A realidade poderia não ser tão crítica se a liderança nacional da gestão da pandemia, agora a cargo do quarto ministro da Saúde em um ano, não estivesse uma bagunça. Ou se o presidente Jair Bolsonaro colaborasse com as orientações de infectologistas e incentivasse o uso de máscara e o distanciamento social. Ou se informações falsas sobre a Covid-19 e tratamentos sem eficácia cientificamente comprovada, que confundem uma população apavorada, não fossem disseminadas inclusive por órgãos de governo. Ou se poderes Executivo e Judiciário não digladiassem sobre lockdown, a única medida possível no momento para frear o contágio e desafogar o sistema de saúde enquanto a vacina não está disponível para a maioria. Ou se estados e prefeitos convergissem na implantação de restrições. Ou se simplesmente houvesse mais compreensão da sociedade em geral sobre a gravidade da situação.

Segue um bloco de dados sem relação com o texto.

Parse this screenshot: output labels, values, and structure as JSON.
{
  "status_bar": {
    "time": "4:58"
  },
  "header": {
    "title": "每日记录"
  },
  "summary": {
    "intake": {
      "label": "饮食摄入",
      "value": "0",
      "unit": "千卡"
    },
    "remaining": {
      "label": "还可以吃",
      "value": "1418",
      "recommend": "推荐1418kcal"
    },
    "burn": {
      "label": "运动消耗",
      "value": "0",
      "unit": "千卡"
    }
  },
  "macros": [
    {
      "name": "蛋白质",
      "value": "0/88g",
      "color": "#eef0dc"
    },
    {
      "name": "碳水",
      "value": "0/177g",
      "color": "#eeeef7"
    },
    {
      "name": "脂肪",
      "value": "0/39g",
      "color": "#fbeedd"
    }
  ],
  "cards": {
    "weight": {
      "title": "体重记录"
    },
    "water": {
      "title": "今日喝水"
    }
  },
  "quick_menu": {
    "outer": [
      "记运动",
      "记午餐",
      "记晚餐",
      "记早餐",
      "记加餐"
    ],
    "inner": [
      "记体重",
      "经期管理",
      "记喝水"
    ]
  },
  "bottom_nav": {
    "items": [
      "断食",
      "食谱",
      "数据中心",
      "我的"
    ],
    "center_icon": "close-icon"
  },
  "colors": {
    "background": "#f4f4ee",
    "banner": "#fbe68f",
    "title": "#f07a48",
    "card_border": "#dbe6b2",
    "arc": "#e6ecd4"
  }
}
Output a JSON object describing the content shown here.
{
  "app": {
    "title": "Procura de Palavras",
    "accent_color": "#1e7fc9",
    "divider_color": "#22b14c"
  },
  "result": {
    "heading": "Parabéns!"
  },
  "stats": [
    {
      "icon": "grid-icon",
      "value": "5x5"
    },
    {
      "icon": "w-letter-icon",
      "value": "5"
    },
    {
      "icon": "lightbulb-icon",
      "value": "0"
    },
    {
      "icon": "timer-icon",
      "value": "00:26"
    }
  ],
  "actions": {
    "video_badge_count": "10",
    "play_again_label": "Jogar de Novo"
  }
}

Tantos “se” já deveriam estar para trás após um ano de pandemia, mas é justamente essa série de condicionantes que contribuíram para a piora da situação. Na busca pela racionalidade da alocação de recursos clínicos e humanos cada vez mais escassos, a triagem de pacientes acaba aplicando um carimbo com prazo de validade nos mais frágeis a Covid-19, os mais interessados na própria saúde. 

Pessoas que se cuidaram a maior parte do tempo e refutaram aglomerações agora correm o risco de não ter o devido tratamento em caso de infecção – o vírus e suas cepas cada vez mais contagiosas não perdoam o menor dos deslizes. Poderão ser condenadas à morte pela falta de leitos que serão prioritariamente ocupados por pacientes “mais saudáveis”. Gente que, muitas vezes ignorando os protocolos mais básicos, ajudou a espalhar a contaminação.